4K writes are very good, in fact better than the Intel X25-V 40GB drives in Raid 0. The 4K-64Thrd numbers are also very strong. I was fairly surprised at the write access times, but they are still twenty times faster than most spindle disks.
Conclusion
Even with the performance anomalies, the SandForce drive is fast in real world usage. Then again, just like I experienced with my first SandForce drive, the OCZ Vertex LE 100GB, the performance differential is not enough to make a current Indilinx or Intel drive user astonished by real world performance gains. I will note that with the price being competitive with the Indilinx 120GB drives, one may look to the OCZ Agility 2 or Vertex 2 120GB as being an incremental upgrade over older technology. Then again, Indilinx has been field tested by many more users for well over a year so reliability is well known at this point while SandForce is a relative newcomer. I do think OCZ should be a bit more forthcoming in marketing efforts as they clearly advertise the OCZ Agility 2 120GB’s 285MB/s read and 275MB/s write speeds, yet other benchmarks show a different picture. Overall, I have been impressed with the OCZ Agility 2 120GB, and now that much of the reserved space has been freed up for use, the cost per GB is in-line with previous generation SSD technology.
I can’t decide between this and an Intel X25-M 80GB. A lot of people say SandForce is fast. A lot say SandForce is slow real world. Good to see another data point that SandForce drives are not ultra slow.
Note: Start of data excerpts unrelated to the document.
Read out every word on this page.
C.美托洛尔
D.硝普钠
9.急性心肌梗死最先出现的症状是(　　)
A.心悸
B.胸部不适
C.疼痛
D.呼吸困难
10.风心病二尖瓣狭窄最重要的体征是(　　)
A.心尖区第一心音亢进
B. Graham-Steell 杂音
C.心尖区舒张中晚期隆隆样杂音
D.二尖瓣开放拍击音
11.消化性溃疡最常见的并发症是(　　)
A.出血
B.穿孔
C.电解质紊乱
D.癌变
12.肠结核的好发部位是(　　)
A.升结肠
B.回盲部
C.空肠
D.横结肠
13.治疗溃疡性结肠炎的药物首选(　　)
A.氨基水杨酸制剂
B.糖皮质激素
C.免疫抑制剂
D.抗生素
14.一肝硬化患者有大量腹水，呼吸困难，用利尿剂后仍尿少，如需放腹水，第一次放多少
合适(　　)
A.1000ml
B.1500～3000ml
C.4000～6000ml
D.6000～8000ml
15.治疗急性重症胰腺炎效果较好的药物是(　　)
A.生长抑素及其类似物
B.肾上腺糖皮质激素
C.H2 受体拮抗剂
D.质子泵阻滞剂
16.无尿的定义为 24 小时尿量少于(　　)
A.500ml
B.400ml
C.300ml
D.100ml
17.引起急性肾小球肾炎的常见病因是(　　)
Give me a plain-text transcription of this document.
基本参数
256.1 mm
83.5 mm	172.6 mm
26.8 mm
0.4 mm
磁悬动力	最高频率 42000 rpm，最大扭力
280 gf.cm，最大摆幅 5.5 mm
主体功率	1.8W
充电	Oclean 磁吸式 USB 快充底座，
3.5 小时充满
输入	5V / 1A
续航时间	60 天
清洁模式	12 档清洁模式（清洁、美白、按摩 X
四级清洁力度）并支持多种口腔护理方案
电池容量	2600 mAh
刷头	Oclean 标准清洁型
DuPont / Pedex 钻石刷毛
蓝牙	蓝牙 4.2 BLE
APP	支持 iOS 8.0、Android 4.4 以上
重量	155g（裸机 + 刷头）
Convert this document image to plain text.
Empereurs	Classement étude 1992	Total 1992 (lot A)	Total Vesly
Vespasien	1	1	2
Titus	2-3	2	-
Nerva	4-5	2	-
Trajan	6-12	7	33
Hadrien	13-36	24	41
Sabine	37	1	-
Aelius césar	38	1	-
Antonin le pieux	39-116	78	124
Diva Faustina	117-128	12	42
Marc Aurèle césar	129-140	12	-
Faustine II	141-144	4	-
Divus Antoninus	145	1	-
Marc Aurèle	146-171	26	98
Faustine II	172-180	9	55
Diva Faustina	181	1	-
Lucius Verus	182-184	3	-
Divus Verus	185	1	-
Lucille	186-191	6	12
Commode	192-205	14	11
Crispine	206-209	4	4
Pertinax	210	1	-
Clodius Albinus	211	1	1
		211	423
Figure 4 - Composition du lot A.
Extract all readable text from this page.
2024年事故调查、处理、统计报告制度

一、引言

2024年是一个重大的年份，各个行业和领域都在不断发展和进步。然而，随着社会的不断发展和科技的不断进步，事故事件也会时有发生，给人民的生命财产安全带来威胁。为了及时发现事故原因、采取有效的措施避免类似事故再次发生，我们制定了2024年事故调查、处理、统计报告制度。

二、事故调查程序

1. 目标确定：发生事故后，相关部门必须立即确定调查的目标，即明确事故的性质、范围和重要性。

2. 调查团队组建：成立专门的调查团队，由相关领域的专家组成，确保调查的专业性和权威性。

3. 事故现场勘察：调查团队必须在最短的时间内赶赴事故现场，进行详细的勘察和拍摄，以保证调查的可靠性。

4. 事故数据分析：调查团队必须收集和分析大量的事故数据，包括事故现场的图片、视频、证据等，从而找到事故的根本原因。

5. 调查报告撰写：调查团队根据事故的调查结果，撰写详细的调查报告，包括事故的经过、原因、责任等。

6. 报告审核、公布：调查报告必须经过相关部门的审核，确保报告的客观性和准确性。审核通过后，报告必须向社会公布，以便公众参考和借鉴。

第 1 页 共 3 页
same as I saw with my ocz vertex le 50gb, great atto but not as good since only 50gb, good all around tho
I have four of these in my own office 2 in raid running my Vmware ESXI Linux vm test box, one in my desktop making it wicked fast, and the last in my laptop running Ubuntu 10 at ludicrous speed. (space balls the movie anyone?). I also have two more sets in production servers running MySQL and vm servers out in the wild. I am very happy with both the speed and reliability in production systems to date. The oldest is only about 4 months or so old but it gets hammered daily so the true test is time, I have backups of each to slip in and re image if the need comes about. The VM guests are faster then the live boxes they were on with raid 10 on 4 SAS drives. Get em while there hot.